Riley was one of three men arrested in connection to an August 2020 armed robbery. He was placed on house arrest with a GPS tracker.

News 4 Investigates found Riley violated his bond more than 100 times. St. Louis Circuit Attorney Kim Gardner claims her office tried to keep Riley off the streets.

“We have what’s called oral motions to revoke bond, those can be made orally or written, and in this jurisdiction, they are made orally and that is normal practice, and that was done in this case,” Gardner said during a press conference this week.

Gardner claims her office tried three times to revoke Riley’s bond. Gardner hasn’t shown proof of her office’s motions. She claims one of the times they objected to Riley’s bond was during an August 10, 2022, hearing.
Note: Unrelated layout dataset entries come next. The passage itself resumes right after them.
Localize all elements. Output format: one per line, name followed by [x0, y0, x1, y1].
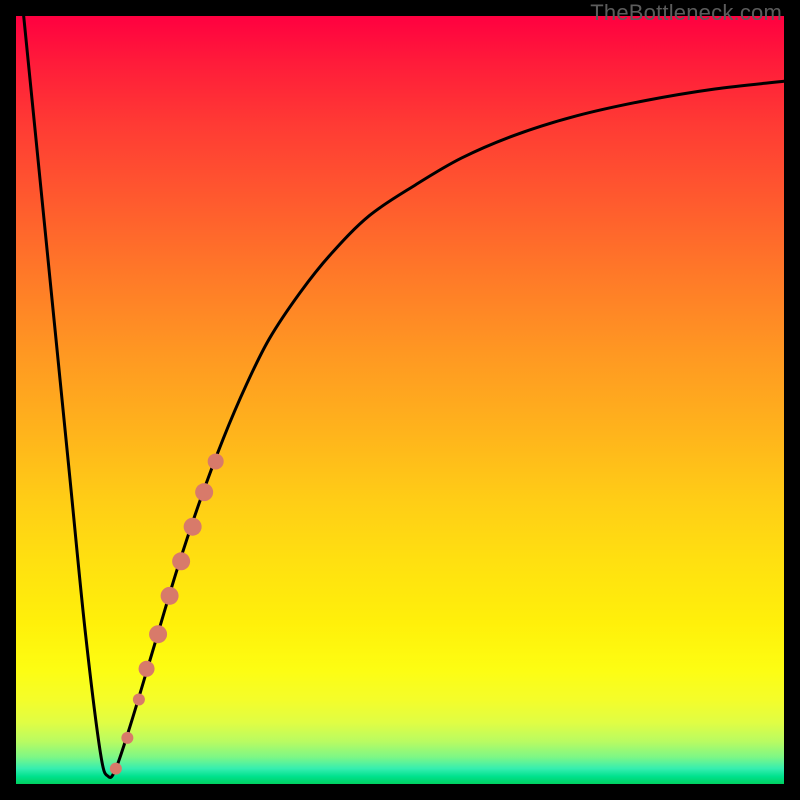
data-marker [149, 625, 167, 643]
data-marker [139, 661, 155, 677]
data-marker [184, 518, 202, 536]
data-marker [195, 483, 213, 501]
watermark-text: TheBottleneck.com [590, 0, 782, 26]
data-marker [133, 694, 145, 706]
data-marker [121, 732, 133, 744]
curve-overlay [16, 16, 784, 784]
data-marker [172, 552, 190, 570]
data-marker [161, 587, 179, 605]
data-marker [110, 763, 122, 775]
bottleneck-curve [24, 16, 784, 777]
data-marker [208, 453, 224, 469]
chart-canvas: TheBottleneck.com [0, 0, 800, 800]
News 4 Investigates checked court transcripts from that hearing, which show prosecutors agreeing to Riley being kept on bond with a GPS tracker. There are no objections from prosecutors noted in the court transcript.

“Anytime there would be any kind of a motion to revoke, I would demand that there be some kind of record made of it so court reporter would be taking it down,” explained St. Louis defense lawyer Mark Hammer, who worked as an assistant prosecuting attorney in Washington and Minnesota before moving to St. Louis.

News 4 Investigates checked St. Louis Circuit Court bond records. The most recent records available are from December 2022 and show that over six months, 373 people who were arrested and awaiting trial were released on bond. That’s well above the 292 people who were held in jail during the same time period.

Hammer says there’s a good reason for that: cases aren’t going to trial fast enough.

“If they’re able to get you in for a trial in six to nine months, the judges feel a lot less pressure about keeping you in custody,” Hammer added.

If someone breaks their bond, lawyers on the case get notified.

Retired St. Louis Police Sgt. James Dandridge says his son is the victim in the armed robbery case involving Riley. He told News 4 that prosecutors never told his family about Riley’s dozens of bond violations.

“If someone’s under house arrest and they violate that house arrest and they’re out, you should notify that victim and warn them that the suspect is out,” Dandridge said. “I truly don’t know what’s going on down there. How is this justice for my family, for my son?”